L’une des thèses les plus marquantes et les plus impitoyables de l’œuvre reste l’assertion impliquant les Etats-Unis dans la création des terroristes qui les harcèlent. Sans justifier l’acte barbare, Syriana montre (peut-être de façon trop succincte) le chemin d’un jeune homme pas fanatique pour deux sous, happé par la machine intégriste alors que des intérêts le dépassant lui avait fait perdre son travail de misère dans une raffinerie de gaz naturel contrôlée par des Américains. Le portrait d’une Amérique n’ayant finalement pas tiré les leçons du 11 septembre, ou mieux encore, s’étant carrément trompé de conclusions. Exigeant, le film de Stephen Gaghan s’avère être complexe et requiert toute l’attention du spectateur.

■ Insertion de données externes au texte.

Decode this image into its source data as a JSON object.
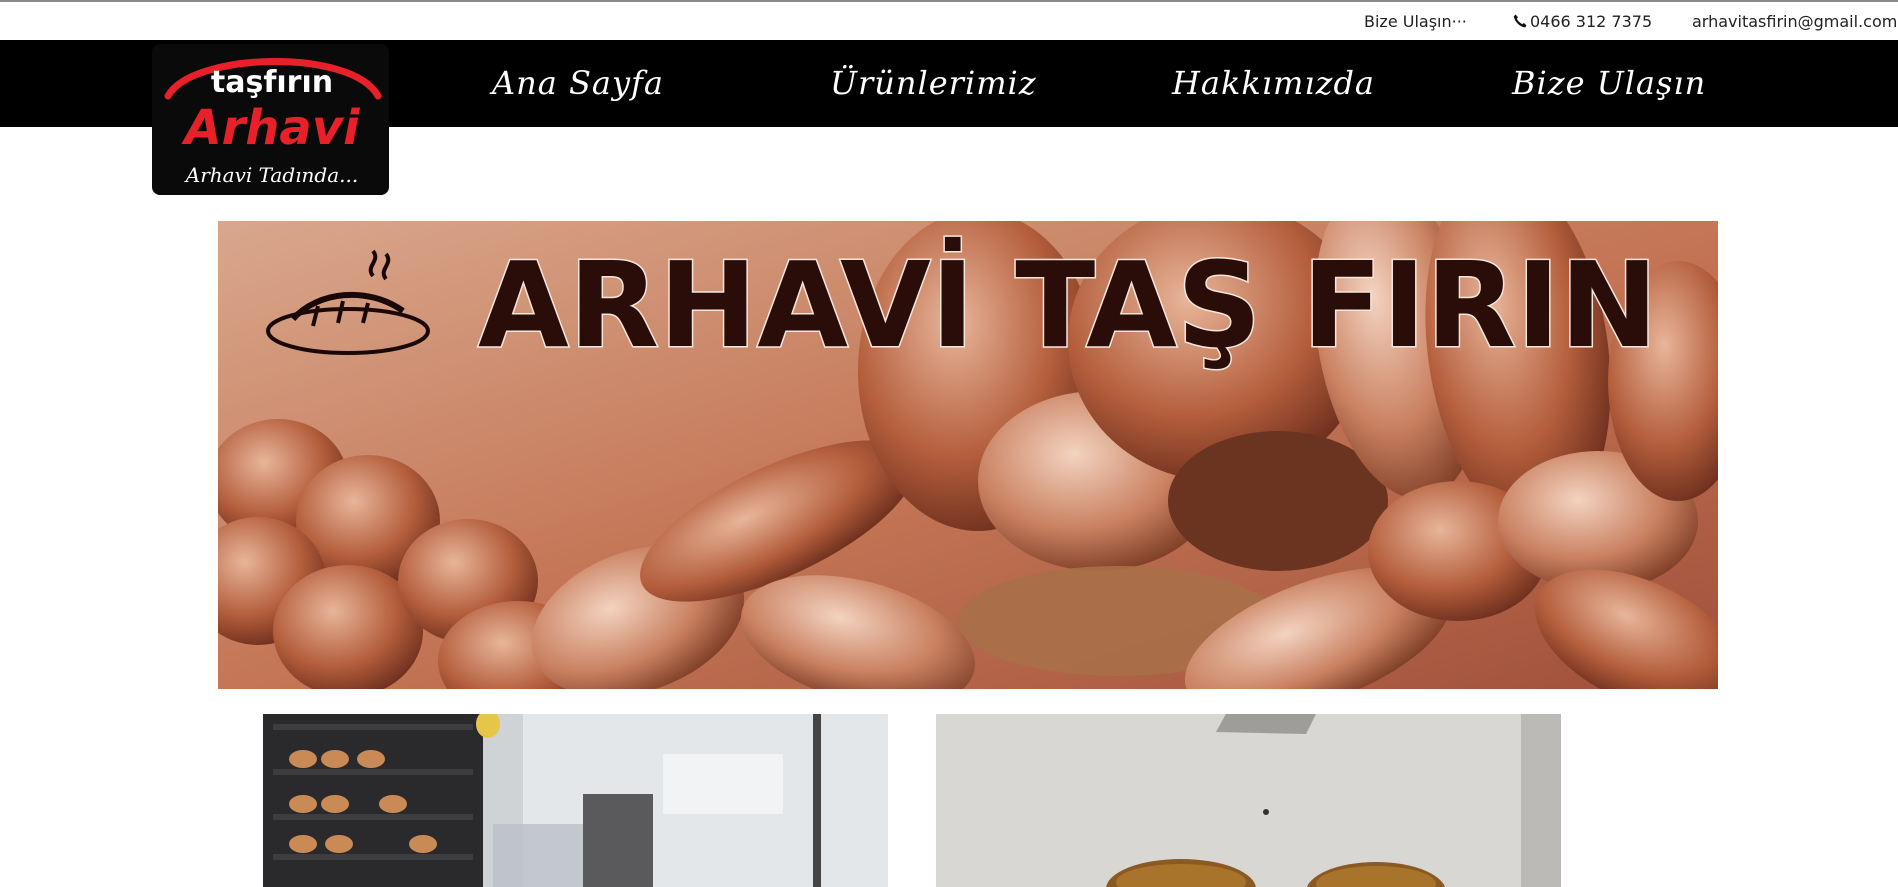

Sa morale décide de n’épargner personne, car personne n’est totalement clean. Rigoureux et documenté, Syriana ausculte les démons d’une Amérique et des moyens dont elle a abusés pour en arriver là. Mais c’est encore une fois la preuve de l’extraordinaire puissance des images utilisées par des artistes honnêtes, soucieux de faire passer un message sur les maux de leur société gangrenée par la corruption et le libéralisme aveugle, où les intérêts publics et privés se confondent. Après un Good Night, and Good Luck passionnant, George Clooney ici acteur-producteur peut se vanter d’être un peu le nouveau Redford: la belle gueule engagée.